The sound rips through me, shredding the last of my control. The man sees the realization dawn on my face, and his smile widens in triumph.

I pull the trigger, and his head snaps back against the metal door. He slumps to the floor, finally silent.

But I’m already screaming, a raw, animal sound that tears from my throat. “GRACE.”

I kick the door. Once. Twice. The lock gives way on the third kick, and the door swings open, crashing against the inside wall.

The room is small, windowless, and there, on the floor in a pool of dark, spreading crimson, is my wife.

She’s on her side, curled around herself. A pistol lies near her outstretched hand. The side of her face… God, the side of her face is a ruin of blood and tissue. She tried… she tried to put the barrel in her mouth, but she must have jerked, or her hand was shaking because the angle is wrong. It’s a catastrophic wound, but not immediately fatal.

The world stops.

The rage, the violence, the cold purpose - it all evaporates, leaving behind a void of such profound horror that I can’t fucking breathe.

I stagger towards her, my legs buckling, and I drop to my knees beside her.

“No… no, no, no, Grace. No.”

My voice is a broken whisper. I gather her into my arms, pulling her limp, cooling body against my chest. The blood soaks into my shirt, warm and sticky. Her head lolls against my arm, and a low, wet, gurgling sound comes from the ruin of her jaw.

She’s still breathing. She’s alive.

But the sight of the damage… the sheer, brutal extent of it… it’s a vision of a despair so deep I cannot fathom it. This is what they drove her to. This is what I drove her to.

“Help me.” I scream over my shoulder, my voice cracking. “SOMEONE FUCKING HELP ME.”

I press my hand against the wound, trying to staunch the bleeding, but it’s everywhere. There’s too much. Her life is literally seeping through my fingers. Her one good eye is open, but it’s unseeing, glazed with shock and agony.

“Look at me, Grace. Look at me,” I beg, cradling her face, avoiding the horrific damage. Tears stream down my face, mingling with the blood on her cheek. “You can’t do this. You can’t leave me. I’m here, I’m here now. I’m so sorry, I’m so fucking sorry.”

I rock her gently, a useless, frantic motion.

“Do you hear me, Dumpling? I won’t let you go. I won’t let you die, I won’t let you leave me.”

I stand with her held in my arms, her body unnaturally light, my own body trembling with the effort. With the grief, with the sheer, blinding terror.

“Move.” I roar at my men who are gathered at the door, their faces pale and shocked. “Get a car. Now. Clear a path.”

I race out of that cursed room, holding the shattered remains of my world against my chest. I run back down the corridor, up the stairs, past the bodies of the men I killed, past Lucas’s corpse.

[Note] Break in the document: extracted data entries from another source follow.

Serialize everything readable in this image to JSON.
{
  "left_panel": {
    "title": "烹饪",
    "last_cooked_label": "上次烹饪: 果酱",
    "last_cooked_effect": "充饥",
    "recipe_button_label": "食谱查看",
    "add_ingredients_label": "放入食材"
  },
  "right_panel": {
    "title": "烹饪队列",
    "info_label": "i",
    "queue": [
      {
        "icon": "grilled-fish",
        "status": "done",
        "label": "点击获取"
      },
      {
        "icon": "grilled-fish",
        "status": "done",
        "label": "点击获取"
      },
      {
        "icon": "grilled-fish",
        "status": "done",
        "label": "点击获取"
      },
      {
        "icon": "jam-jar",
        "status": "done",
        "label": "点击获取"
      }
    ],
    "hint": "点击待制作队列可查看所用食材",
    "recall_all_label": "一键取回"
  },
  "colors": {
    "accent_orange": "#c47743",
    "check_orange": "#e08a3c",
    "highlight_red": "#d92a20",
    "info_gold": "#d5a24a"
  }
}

None of it matters. The rampage is over. The monster is gone.

All that is left is a desperate, broken man begging a God he doesn’t believe in anymore.

I clutch her tighter, feeling the faint, shallow rise and fall of her chest. Each step is a prayer. Each breath she takes is a miracle.

“You’re going to be okay,” I whisper into her hair, my voice thick with tears. “You have to be okay. I won’t let you die. I won’t, I won’t.”

But the words feel like ashes in my mouth.

The blood continues to flow, a dark river staining us both and all I can do is run, hoping that I’m not already carrying her corpse in my arms.

This corridor is a sterile, suffocating tube of flickering fluorescent lights mingled with the pervasive, astringent smell of antiseptic. My shoes, usually silent on marble or carpet make a sickeningly loud squeaky scuff, scuff, scuff, against the polished linoleum with every pace.

Ten steps.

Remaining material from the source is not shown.